ABD’nin Gazze Planı: Uluslararası İstikrar Gücü Oluşumu ve Türkiye’nin Rolü
ABD’nin Gazze Planı ve Uluslararası İstikrar Gücü
ABD Başkanı Donald Trump, Gazze’deki durumu istikrara kavuşturmak amacıyla farklı ülkelerin katılımıyla bir Uluslararası İstikrar Gücü oluşturulmasını planlıyor. Trump, bu gücün Gazze’de ne zaman faaliyete geçeceğine dair "Yakında" ifadesini kullanarak, sürecin hızlandığını belirtti.
Türkiye’nin Katılımı ve İsrail’in Tepkisi
Axios muhabiri Barak Ravid’in aktardığına göre, ABD, İsrail’in itirazlarına rağmen Türkiye’nin bu istikrar gücüne katılmasını istiyor. ABD’li bir yetkili, "Türkler, Gazze’de anlaşmaya varılmasında önemli bir destek sağladı. Netanyahu’nun Türkiye’ye yönelik sert açıklamaları ise ters etki yarattı." şeklinde konuştu. Yetkili, İsrail’in endişelerinin farkında olduklarını ve her iki tarafın kabul edebileceği bir çözüm oluşturmak için çalıştıklarını vurguladı.
İsrail’in Kontrol Kaybı
ABD’li kaynaklar, İsrail’e yapılan ziyaretlerde görüşmelerin Uluslararası İstikrar Gücü etrafında şekillendiğini belirtti. Bir ABD’li yetkili, "İsrailliler gergin ve şüpheli çünkü artık kontrolü ellerinde tutmuyorlar. Biz onlara ‘Doğru koşulları yaratalım ve Hamas’ın ciddi olup olmadığını görelim’ dedik." ifadelerini kullandı.
Dışişleri Bakanı Hakan Fidan’ın Açıklamaları
Dışişleri Bakanı Hakan Fidan, Türkiye’nin arabulucu rolüne dikkat çekerek, "Bizim şu ana kadar oynadığımız rol, savaşın durdurulması için arabuluculuk." dedi. Fidan, garantörlük konusundaki belirsizliklere de değinerek, "Şu anda yapısallandırılmış bir durum yok. Trump’ın barış planında üç kurumsal mekanizma var: Görev gücü, Barış Konseyi ve İstikrar Gücü." şeklinde konuştu.
Fidan, "Eğer Filistinlilerin de kabul edeceği bir anlaşma çıkarsa, biz üzerimize düşen görevi yapmaya hazırız. 1967 sınırlarına dayalı bir devlet Filistinlilere verilirse, fiili garantör olma sorumluluğunu almaya hazırız." ifadelerini kullandı.

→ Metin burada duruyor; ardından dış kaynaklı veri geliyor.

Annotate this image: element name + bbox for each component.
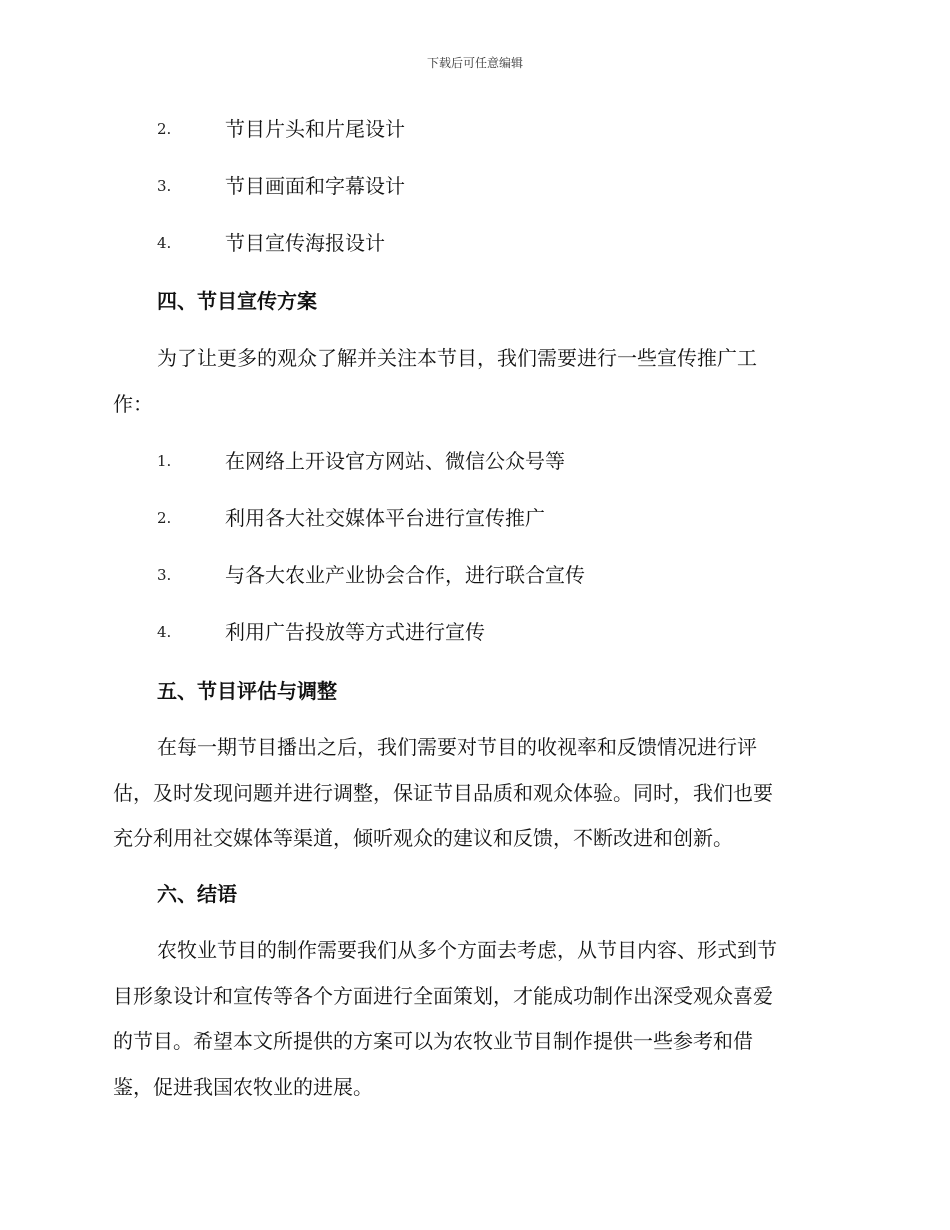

İsrail Dışişleri Bakanı’nın Tepkisi
İsrail Dışişleri Bakanı Gideon Saar, Türkiye’nin İstikrar Gücü’ne katılımı hakkında, "Erdoğan liderliğindeki Türkiye, İsrail’e karşı yaklaşımını sadece olumsuz açıklamalarla değil, aynı zamanda diplomatik ve ekonomik yaptırımlarla da ortaya koydu." şeklinde değerlendirmelerde bulundu.
Bu haber, bölgedeki dinamiklerin ne denli karmaşık olduğunu ve uluslararası ilişkilerin sürekli bir değişim içinde olduğunu gözler önüne seriyor. Türkiye’nin rolü ve ABD’nin stratejileri, Gazze’deki barış sürecinin geleceği açısından kritik bir öneme sahip. Her iki tarafın da endişeleri ve beklentileri, bu sürecin nasıl şekilleneceğini belirleyecek.